These two "books" are actually letters written by Paul to Titus and Philemon. The first (Titus) is a "pastoral letter" dealing with matters relating to church order. The second (Philemon) is a personal letter.
The reason for Paul writing the letter was to help Titus clear up some unfinished business. "The reason I left you in Crete was that you might straighten out what was left unfinished and appoint elders in every town, as I directed you. (Titus 1:5)
Paul then lists eighteen various qualifications for appointment of elders (Titus 1:6-9).
Paul next describes the false teachers Titus is likely to meet. He sums them up by saying - "They are detestable, disobedient, and unfit for doing anything good." (Titus 1:16)

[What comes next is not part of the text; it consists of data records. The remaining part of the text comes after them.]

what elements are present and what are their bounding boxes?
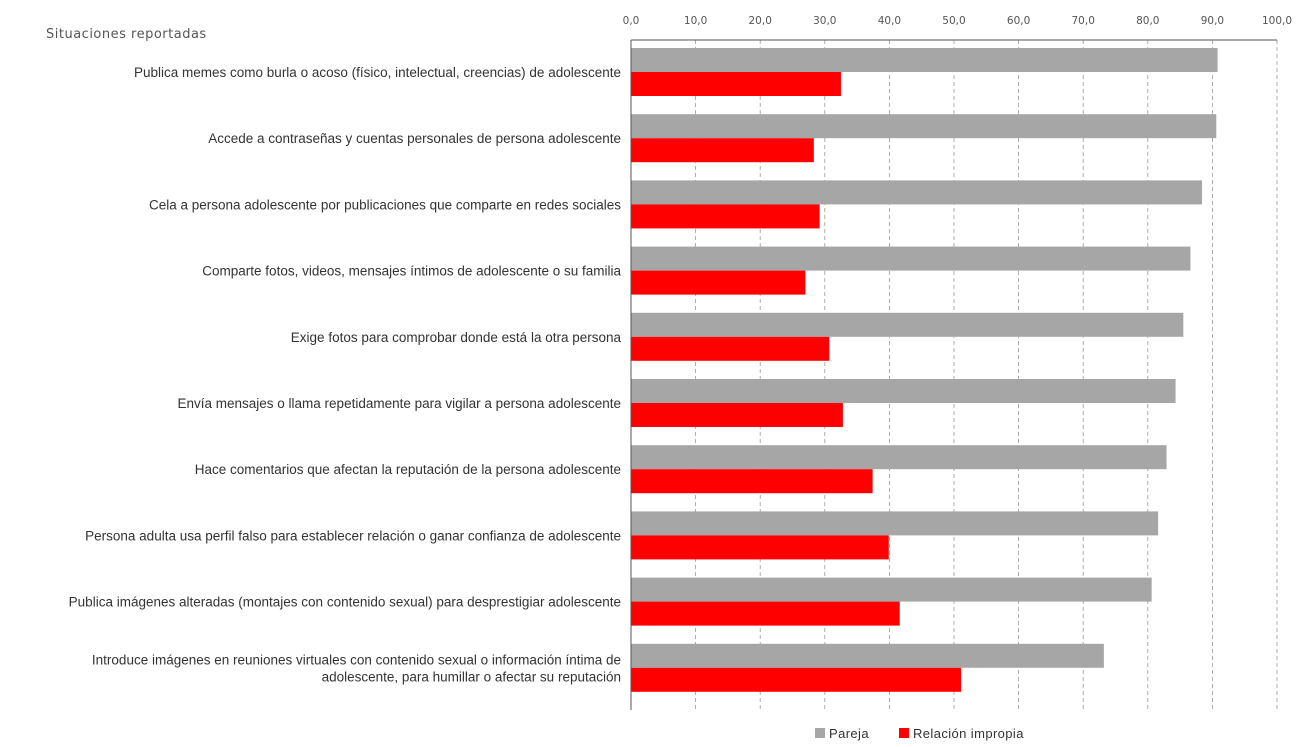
category-label: Publica imágenes alteradas (montajes con… [69, 595, 621, 610]
category-label: Introduce imágenes en reuniones virtuale… [92, 652, 621, 667]
bar-relacion-impropia [631, 72, 841, 96]
bar-pareja [631, 445, 1167, 470]
bar-pareja [631, 577, 1152, 602]
x-tick-label: 40,0 [878, 15, 901, 27]
bar-relacion-impropia [631, 336, 830, 361]
category-label: Persona adulta usa perfil falso para est… [85, 528, 621, 543]
x-tick-label: 10,0 [684, 15, 707, 27]
bar-relacion-impropia [631, 535, 889, 560]
x-tick-label: 20,0 [749, 15, 772, 27]
bar-relacion-impropia [631, 270, 806, 295]
bar-relacion-impropia [631, 601, 900, 626]
bar-pareja [631, 246, 1191, 271]
x-tick-label: 100,0 [1262, 15, 1292, 27]
category-label: Publica memes como burla o acoso (físico… [134, 65, 621, 80]
category-label: Exige fotos para comprobar donde está la… [291, 330, 622, 345]
bar-pareja [631, 379, 1176, 403]
category-label: adolescente, para humillar o afectar su … [322, 669, 621, 684]
bar-pareja [631, 511, 1159, 536]
bar-relacion-impropia [631, 667, 962, 692]
bar-pareja [631, 114, 1217, 139]
x-tick-label: 70,0 [1072, 15, 1095, 27]
bar-pareja [631, 48, 1218, 72]
bar-relacion-impropia [631, 204, 820, 229]
bar-relacion-impropia [631, 138, 814, 163]
category-label: Accede a contraseñas y cuentas personale… [208, 131, 621, 146]
legend-label: Relación impropia [913, 726, 1024, 741]
bar-pareja [631, 312, 1184, 337]
x-tick-label: 50,0 [942, 15, 965, 27]
legend-swatch [815, 728, 825, 738]
category-label: Comparte fotos, videos, mensajes íntimos… [202, 264, 621, 279]
bar-pareja [631, 180, 1203, 205]
bar-relacion-impropia [631, 403, 843, 427]
category-label: Cela a persona adolescente por publicaci… [149, 197, 621, 212]
bar-group [631, 48, 1218, 692]
x-tick-label: 60,0 [1007, 15, 1030, 27]
x-tick-label: 30,0 [813, 15, 836, 27]
legend: Pareja Relación impropia [815, 726, 1024, 741]
legend-swatch [899, 728, 909, 738]
category-label: Hace comentarios que afectan la reputaci… [195, 462, 621, 477]
bar-relacion-impropia [631, 469, 873, 494]
x-tick-label: 80,0 [1136, 15, 1159, 27]
category-labels: Publica memes como burla o acoso (físico… [69, 65, 622, 684]
x-tick-label: 0,0 [623, 15, 640, 27]
bar-pareja [631, 643, 1104, 668]
x-tick-label: 90,0 [1201, 15, 1224, 27]
category-label: Envía mensajes o llama repetidamente par… [177, 396, 621, 411]
x-axis-ticks: 0,0 10,0 20,0 30,0 40,0 50,0 60,0 70,0 80,0 90,0 1… [623, 15, 1292, 41]
chart-title: Situaciones reportadas [46, 27, 207, 42]
legend-label: Pareja [829, 726, 869, 741]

Paul then states the basis for all Christian teaching "You must teach what is in accord with sound doctrine." (Titus 2:1)
"Remind the people to be subject to rulers and authorities..." (Titus 3:1)
"Since it is important for the ongoing witness and furtherance of the gospel, believers must be obedient to civil and governmental authorities, obey the civil law, be good citizens, and act as respectful neighbors. The only exception occurs when governmental law conflicts with Biblical teaching." (Donald Stamps)
"Grace be with you all."
This is a personal letter from "Paul, a prisoner of Christ Jesus..." (Philemon 1:1) to Philemon "dear friend and fellow worker" (Philemon 1:2) concerning Onesimus "who is my very heart." (Philemon 1:12)
This is the shortest of Paul's letters and a model of Christian humility.
"Therefore, although in Christ I could be bold and order you to do what you ought to do, yet I appeal to you on the basis of love. I then as Paul - an old man and now also a prisoner of Christ Jesus - I appeal to you for my son Onesimus..." (Philemon 1:8-16)
"The grace of the Lord Jesus Christ be with your spirit."